In [1]:
import numpy as np
import pandas as pd

import itertools

In [2]:
matches = pd.read_csv('data/matches/results.csv')
shootouts = pd.read_csv('data/matches/results.csv')
ranking = pd.read_csv('data/ranking/fifa_ranking-2021-05-27.csv')

In [3]:
matches = matches.loc[matches.date > '1993-01-01', ]

In [4]:
exceptions = ['Comoros', 'Gambia', 'Equatorial Guinea']
matches = matches.loc[matches.tournament.isin(['African Cup of Nations']) | matches.home_team.isin(exceptions) | matches.away_team.isin(exceptions), ]

In [5]:
GAMES = len(matches)

home_rank = np.zeros(GAMES, dtype=np.int)
away_rank = np.zeros(GAMES, dtype=np.int)
home_total_points = np.zeros(GAMES, dtype=np.float)
away_total_points = np.zeros(GAMES, dtype=np.float)
for i in range(GAMES):
    home_listing = ranking[((ranking.country_full == matches.iloc[i].home_team) & 
                            (ranking.rank_date <= matches.iloc[i].date))].sort_values(by='rank_date', ascending=False)
    
    try:
        home_rank[i] = int(home_listing.iloc[0]['rank'])
    except:
        home_rank[i] = 155
        
    away_listing = ranking[((ranking.country_full == matches.iloc[i].away_team) & 
                            (ranking.rank_date <= matches.iloc[i].date))].sort_values(by='rank_date', ascending=False)
        
    try:
        away_rank[i] = int(away_listing.iloc[0]['rank'])
    except:
        away_rank[i] = 155

In [6]:
matches['home_rank'] = home_rank
matches['away_rank'] = away_rank
matches.drop(labels=['tournament', 'date', 'country'], axis=1, inplace=True)
matches.neutral = matches.neutral.astype(int)

In [7]:
X = matches[['home_team', 'away_team', 'neutral', 'home_rank', 'away_rank']]
y1 = matches['home_score']
y2 = matches['away_score']

onehot_columns = ['home_team', 'away_team']
onehot_df = X[onehot_columns]
onehot_df = pd.get_dummies(onehot_df, columns = onehot_columns)
match_onehot_drop = X.drop(onehot_columns, axis = 1)
match_onehot = pd.concat([match_onehot_drop, onehot_df], axis = 1)

In [8]:
from xgboost import XGBRegressor

# home team score model
hmodel = XGBRegressor()
hmodel.fit(match_onehot.values, y1.values)
#away team score model
amodel = XGBRegressor()
amodel.fit(match_onehot.values, y2.values)

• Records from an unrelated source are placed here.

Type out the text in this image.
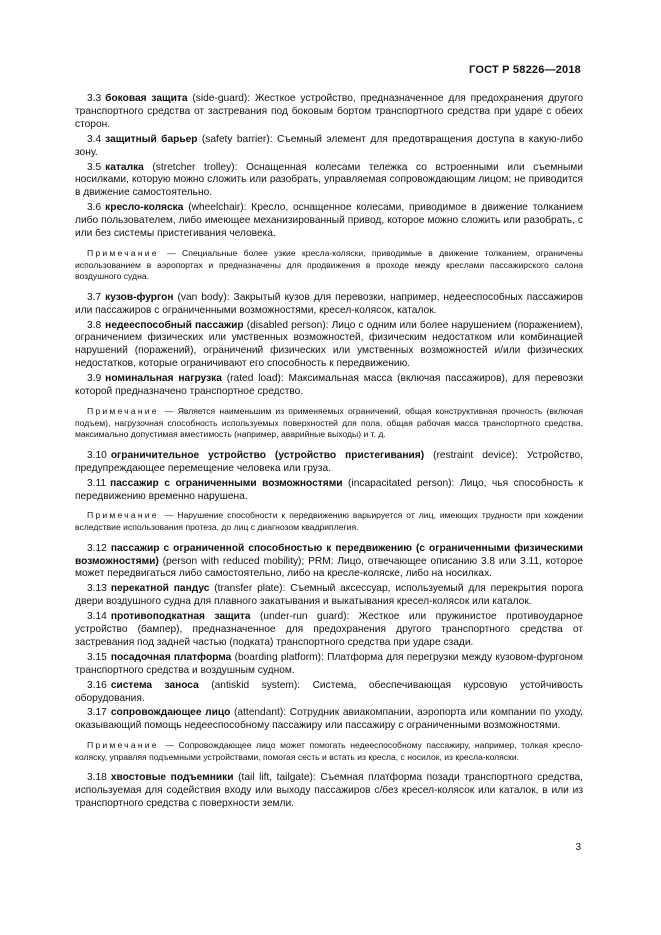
ГОСТ Р 58226—2018

3.3 боковая защита (side-guard): Жесткое устройство, предназначенное для предохранения другого транспортного средства от застревания под боковым бортом транспортного средства при ударе с обеих сторон.

3.4 защитный барьер (safety barrier): Съемный элемент для предотвращения доступа в какую-либо зону.

3.5 каталка (stretcher trolley): Оснащенная колесами тележка со встроенными или съемными носилками, которую можно сложить или разобрать, управляемая сопровождающим лицом; не приводится в движение самостоятельно.

3.6 кресло-коляска (wheelchair): Кресло, оснащенное колесами, приводимое в движение толканием либо пользователем, либо имеющее механизированный привод, которое можно сложить или разобрать, с или без системы пристегивания человека.

Примечание — Специальные более узкие кресла-коляски, приводимые в движение толканием, ограничены использованием в аэропортах и предназначены для продвижения в проходе между креслами пассажирского салона воздушного судна.

3.7 кузов-фургон (van body): Закрытый кузов для перевозки, например, недееспособных пассажиров или пассажиров с ограниченными возможностями, кресел-колясок, каталок.

3.8 недееспособный пассажир (disabled person): Лицо с одним или более нарушением (поражением), ограничением физических или умственных возможностей, физическим недостатком или комбинацией нарушений (поражений), ограничений физических или умственных возможностей и/или физических недостатков, которые ограничивают его способность к передвижению.

3.9 номинальная нагрузка (rated load): Максимальная масса (включая пассажиров), для перевозки которой предназначено транспортное средство.

Примечание — Является наименьшим из применяемых ограничений, общая конструктивная прочность (включая подъем), нагрузочная способность используемых поверхностей для пола, общая рабочая масса транспортного средства, максимально допустимая вместимость (например, аварийные выходы) и т. д.

3.10 ограничительное устройство (устройство пристегивания) (restraint device): Устройство, предупреждающее перемещение человека или груза.

3.11 пассажир с ограниченными возможностями (incapacitated person): Лицо, чья способность к передвижению временно нарушена.

Примечание — Нарушение способности к передвижению варьируется от лиц, имеющих трудности при хождении вследствие использования протеза, до лиц с диагнозом квадриплегия.

3.12 пассажир с ограниченной способностью к передвижению (с ограниченными физическими возможностями) (person with reduced mobility); PRM: Лицо, отвечающее описанию 3.8 или 3.11, которое может передвигаться либо самостоятельно, либо на кресле-коляске, либо на носилках.

3.13 перекатной пандус (transfer plate): Съемный аксессуар, используемый для перекрытия порога двери воздушного судна для плавного закатывания и выкатывания кресел-колясок или каталок.

3.14 противоподкатная защита (under-run guard): Жесткое или пружинистое противоударное устройство (бампер), предназначенное для предохранения другого транспортного средства от застревания под задней частью (подката) транспортного средства при ударе сзади.

3.15 посадочная платформа (boarding platform): Платформа для перегрузки между кузовом-фургоном транспортного средства и воздушным судном.

3.16 система заноса (antiskid system): Система, обеспечивающая курсовую устойчивость оборудования.

3.17 сопровождающее лицо (attendant): Сотрудник авиакомпании, аэропорта или компании по уходу, оказывающий помощь недееспособному пассажиру или пассажиру с ограниченными возможностями.

Примечание — Сопровождающее лицо может помогать недееспособному пассажиру, например, толкая кресло-коляску, управляя подъемными устройствами, помогая сесть и встать из кресла, с носилок, из кресла-коляски.

3.18 хвостовые подъемники (tail lift, tailgate): Съемная платформа позади транспортного средства, используемая для содействия входу или выходу пассажиров с/без кресел-колясок или каталок, в или из транспортного средства с поверхности земли.

3
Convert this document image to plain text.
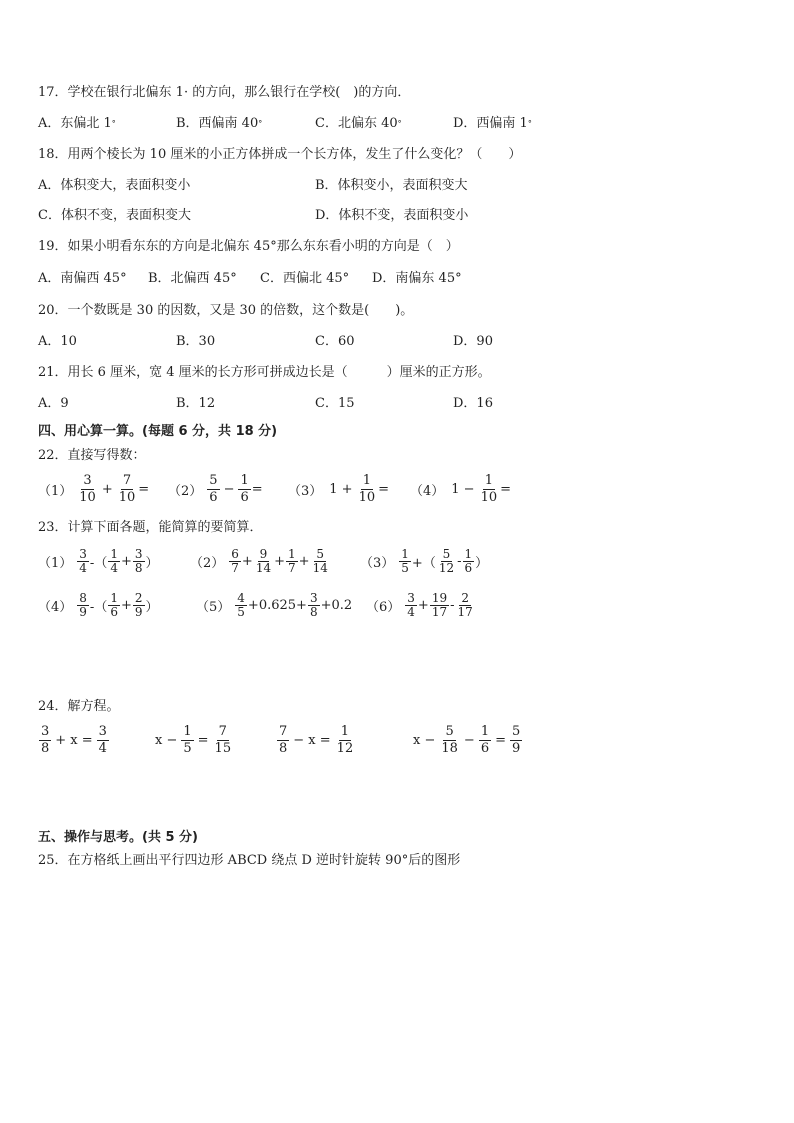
17．学校在银行北偏东 1· 的方向，那么银行在学校(　)的方向．
A．东偏北 1°	B．西偏南 40°	C．北偏东 40°	D．西偏南 1°
18．用两个棱长为 10 厘米的小正方体拼成一个长方体，发生了什么变化？（　　）
A．体积变大，表面积变小	B．体积变小，表面积变大
C．体积不变，表面积变大	D．体积不变，表面积变小
19．如果小明看东东的方向是北偏东 45°那么东东看小明的方向是（　）
A．南偏西 45° B．北偏西 45° C．西偏北 45° D．南偏东 45°
20．一个数既是 30 的因数，又是 30 的倍数，这个数是(　　)。
A．10	B．30	C．60	D．90
21．用长 6 厘米，宽 4 厘米的长方形可拼成边长是（　　　）厘米的正方形。
A．9	B．12	C．15	D．16
四、用心算一算。(每题 6 分，共 18 分)
22．直接写得数：
$(1) \frac{3}{10} + \frac{7}{10} = (2) \frac{5}{6} - \frac{1}{6} = (3) 1 + \frac{1}{10} = (4) 1 - \frac{1}{10}$ =
23．计算下面各题，能简算的要简算．
$(1) \frac{3}{4}$ -（ $\frac{1}{4} + \frac{3}{8}$ ） $(2) \frac{6}{7} + \frac{9}{14} + \frac{1}{7} + \frac{5}{14} (3) \frac{1}{5}$ +（ $\frac{5}{12} - \frac{1}{6}$ ）
$(4) \frac{8}{9}$ -（ $\frac{1}{6} + \frac{2}{9}$ ）	$(5) \frac{4}{5} +0.625+ \frac{3}{8} +0.2$ $(6) \frac{3}{4} + \frac{19}{17} - \frac{2}{17}$
24．解方程。
$\frac{3}{8} + x = \frac{3}{4}$	$x - \frac{1}{5} = \frac{7}{15}$	$\frac{7}{8} - x = \frac{1}{12}$	$x - \frac{5}{18} - \frac{1}{6} = \frac{5}{9}$
五、操作与思考。(共 5 分)
25．在方格纸上画出平行四边形 ABCD 绕点 D 逆时针旋转 90°后的图形
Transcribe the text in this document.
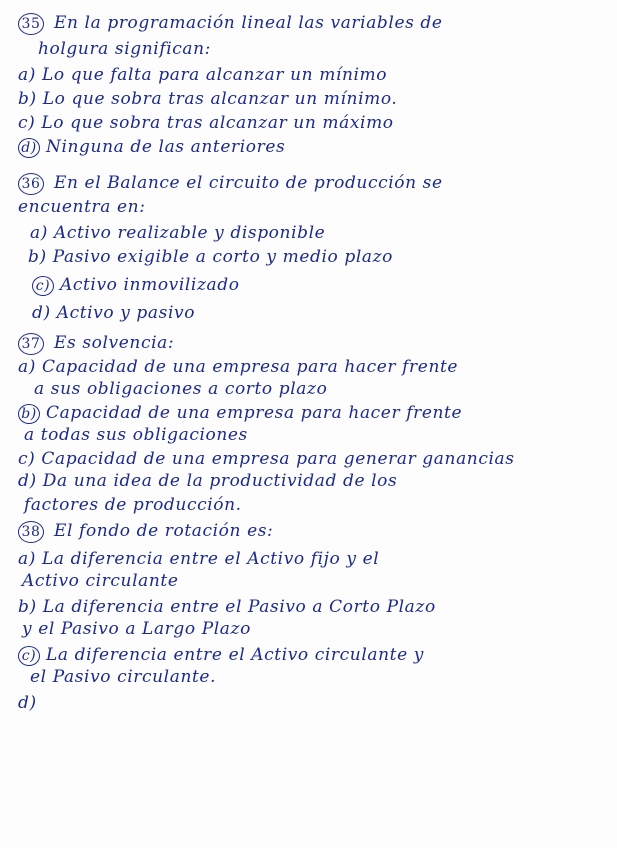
35 En la programación lineal las variables de
holgura significan:
a) Lo que falta para alcanzar un mínimo
b) Lo que sobra tras alcanzar un mínimo.
c) Lo que sobra tras alcanzar un máximo
d) Ninguna de las anteriores
36 En el Balance el circuito de producción se
encuentra en:
a) Activo realizable y disponible
b) Pasivo exigible a corto y medio plazo
c) Activo inmovilizado
d) Activo y pasivo
37 Es solvencia:
a) Capacidad de una empresa para hacer frente
a sus obligaciones a corto plazo
b) Capacidad de una empresa para hacer frente
a todas sus obligaciones
c) Capacidad de una empresa para generar ganancias
d) Da una idea de la productividad de los
factores de producción.
38 El fondo de rotación es:
a) La diferencia entre el Activo fijo y el
Activo circulante
b) La diferencia entre el Pasivo a Corto Plazo
y el Pasivo a Largo Plazo
c) La diferencia entre el Activo circulante y
el Pasivo circulante.
d)
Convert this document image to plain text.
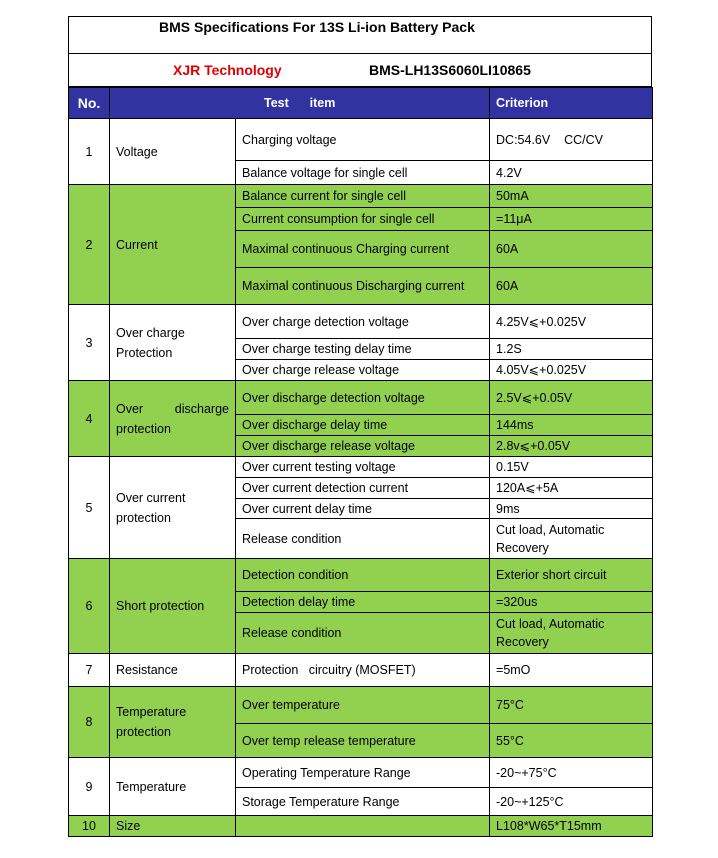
BMS Specifications For 13S Li-ion Battery Pack
XJR Technology	BMS-LH13S6060LI10865
No.	Test      item		Criterion
1	Voltage	Charging voltage	DC:54.6V    CC/CV
		Balance voltage for single cell	4.2V
2	Current	Balance current for single cell	50mA
		Current consumption for single cell	=11μA
		Maximal continuous Charging current	60A
		Maximal continuous Discharging current	60A
3	Over charge Protection	Over charge detection voltage	4.25V⩽+0.025V
		Over charge testing delay time	1.2S
		Over charge release voltage	4.05V⩽+0.025V
4	Over discharge protection	Over discharge detection voltage	2.5V⩽+0.05V
		Over discharge delay time	144ms
		Over discharge release voltage	2.8v⩽+0.05V
5	Over current protection	Over current testing voltage	0.15V
		Over current detection current	120A⩽+5A
		Over current delay time	9ms
		Release condition	Cut load, Automatic Recovery
6	Short protection	Detection condition	Exterior short circuit
		Detection delay time	=320us
		Release condition	Cut load, Automatic Recovery
7	Resistance	Protection   circuitry (MOSFET)	=5mO
8	Temperature protection	Over temperature	75°C
		Over temp release temperature	55°C
9	Temperature	Operating Temperature Range	-20~+75°C
		Storage Temperature Range	-20~+125°C
10	Size		L108*W65*T15mm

XGBRegressor(base_score=0.5, booster='gbtree', colsample_bylevel=1,
       colsample_bynode=1, colsample_bytree=1, gamma=0,
       importance_type='gain', learning_rate=0.1, max_delta_step=0,
       max_depth=3, min_child_weight=1, missing=None, n_estimators=100,
       n_jobs=1, nthread=None, objective='reg:linear', random_state=0,
       reg_alpha=0, reg_lambda=1, scale_pos_weight=1, seed=None,
       silent=None, subsample=1, verbosity=1)

In [9]:
import uuid
all_games = {}

def predict(h_country, a_country, neutral=True):
    # create vector
    cols = ['neutral', 'home_rank', 'away_rank']
    for c in onehot_df.columns.to_list():
        cols.append(c)
    df = pd.DataFrame(np.zeros((1,len(cols)), dtype=int), columns=cols)
    if neutral:
        df.neutral.iloc[0] = 1
    else:
        df.neutral.iloc[0] = 0
    
    try:
        df.home_rank.iloc[0] = ranking[((ranking.rank_date == '2021-05-27') & (ranking.country_full == h_country))]['rank'].values[0]
    except:
        df.home_rank.iloc[0] = 155
        
    try:
        df.away_rank.iloc[0] = ranking[((ranking.rank_date == '2021-05-27') & (ranking.country_full == a_country))]['rank'].values[0]
    except:
        df.away_rank.iloc[0] = 155
        
    df['home_team_'+h_country].iloc[0] = 1
    df['away_team_'+a_country].iloc[0] = 1
    #df = df[hmodel.get_booster().feature_names]
    # predict
    hscore = int(hmodel.predict(df.iloc[0].to_numpy().reshape(1,118))[0])
    ascore = int(amodel.predict(df.iloc[0].to_numpy().reshape(1,118))[0])        
    
    hval = hmodel.predict(df.iloc[0].to_numpy().reshape(1,118))[0]
    aval = amodel.predict(df.iloc[0].to_numpy().reshape(1,118))[0]
    
    #all_games[uuid.uuid4()] = {'team' : h_country, 'opponent' : a_country, 'goals_team':hscore, 'goals_opponent':ascore}
    
    return h_country, a_country, [hscore, ascore], [hval, aval]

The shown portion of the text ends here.